Why Horizon is just the tip of the iceberg for Britain’s crumbling IT
Whitehall IT
Whitehall IT

Imagine if four in every five bridges built in Britain fell down. There would be national outrage. The companies building those bridges, the civil servants who ordered them and the ministers in charge would all likely pay with their jobs or worse.

Fortunately, the majority of bridges do not tend to fall over. But there is one area that suffers such rates of failure.

Twenty years ago, researchers at Oxford calculated that 84pc of large IT projects in the UK failed in some form – either by being cancelled, failing to deliver, arriving late, or going significantly over budget.

Software and bridges are not the same. But growing anger about the Post Office Horizon scandal has shone a new light on the dismal record in building IT systems.

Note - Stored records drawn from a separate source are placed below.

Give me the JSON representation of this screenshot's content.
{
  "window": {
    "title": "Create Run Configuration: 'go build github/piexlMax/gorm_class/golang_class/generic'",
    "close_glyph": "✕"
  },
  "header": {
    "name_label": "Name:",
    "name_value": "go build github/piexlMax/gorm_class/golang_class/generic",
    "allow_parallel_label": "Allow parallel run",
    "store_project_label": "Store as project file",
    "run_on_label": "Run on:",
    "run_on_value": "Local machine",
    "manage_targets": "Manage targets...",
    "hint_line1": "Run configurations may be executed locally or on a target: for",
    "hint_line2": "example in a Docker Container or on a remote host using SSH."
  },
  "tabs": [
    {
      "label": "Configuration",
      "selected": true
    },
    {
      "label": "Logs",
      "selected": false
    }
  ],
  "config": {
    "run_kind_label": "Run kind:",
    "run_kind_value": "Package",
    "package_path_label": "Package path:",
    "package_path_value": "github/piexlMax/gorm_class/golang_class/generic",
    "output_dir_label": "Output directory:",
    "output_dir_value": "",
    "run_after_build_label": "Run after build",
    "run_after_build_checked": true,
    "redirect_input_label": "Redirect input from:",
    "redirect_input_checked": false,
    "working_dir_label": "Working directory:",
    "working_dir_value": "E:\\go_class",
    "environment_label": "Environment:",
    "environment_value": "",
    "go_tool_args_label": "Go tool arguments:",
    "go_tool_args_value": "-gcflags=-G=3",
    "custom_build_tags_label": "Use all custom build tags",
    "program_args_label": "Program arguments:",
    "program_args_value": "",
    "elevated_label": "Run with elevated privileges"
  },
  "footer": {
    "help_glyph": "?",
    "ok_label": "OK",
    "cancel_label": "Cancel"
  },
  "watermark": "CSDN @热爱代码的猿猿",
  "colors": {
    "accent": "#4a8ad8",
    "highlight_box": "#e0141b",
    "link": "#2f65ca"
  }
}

Faulty software built by the Japanese tech giant Fujitsu led to hundreds of sub-postmasters’ lives being ruined after misguided prosecutions.

We are becoming increasingly reliant on computer systems across our lives. Could another Horizon scandal be lurking in the code?

In 2011, a committee of MPs called the Government’s approach to IT a “recipe for rip-offs” while researchers have called Britain “a world leader in ineffective IT schemes for government”.

Insiders describe a sclerotic approach to computer systems and a chronic shortage of skilled staff, with Westminster captured by an oligopoly of IT giants growing rich.

Last year, Parliament’s Public Accounts Committee warned that Britain’s IT infrastructure continued to be utterly reliant on ageing computer systems, with civil servants more likely to expensively prolong the lifespan of old programmes rather than risk starting afresh.

This, critics say, has led to an embarrassing litany of failures in the computer systems that the country relies on for everything from pensions to stopping airliners from crashing into one another.

The failures of Fujitsu’s Horizon system, in which transactions were often double-counted, leading to artificial deficits at Post Offices, have attracted enormous attention because of the miscarriages of justice it led to: sub-postmasters being prosecuted, jailed and committing suicide.

Those cases emerged because the Post Office vigorously pursued private prosecutions aided by its own investigative branch.

But it is only one of a series of notorious public computing projects that have failed to deliver. They include New Labour’s botched National Programme for IT in the NHS, which was abandoned more than a decade after it was announced and as it was billions over budget; and Fujitsu’s Libra, designed to provide a national system for magistrates, which was described as “one of the worst IT projects ever seen” and partly taken away from the Japanese giant after going hugely over budget.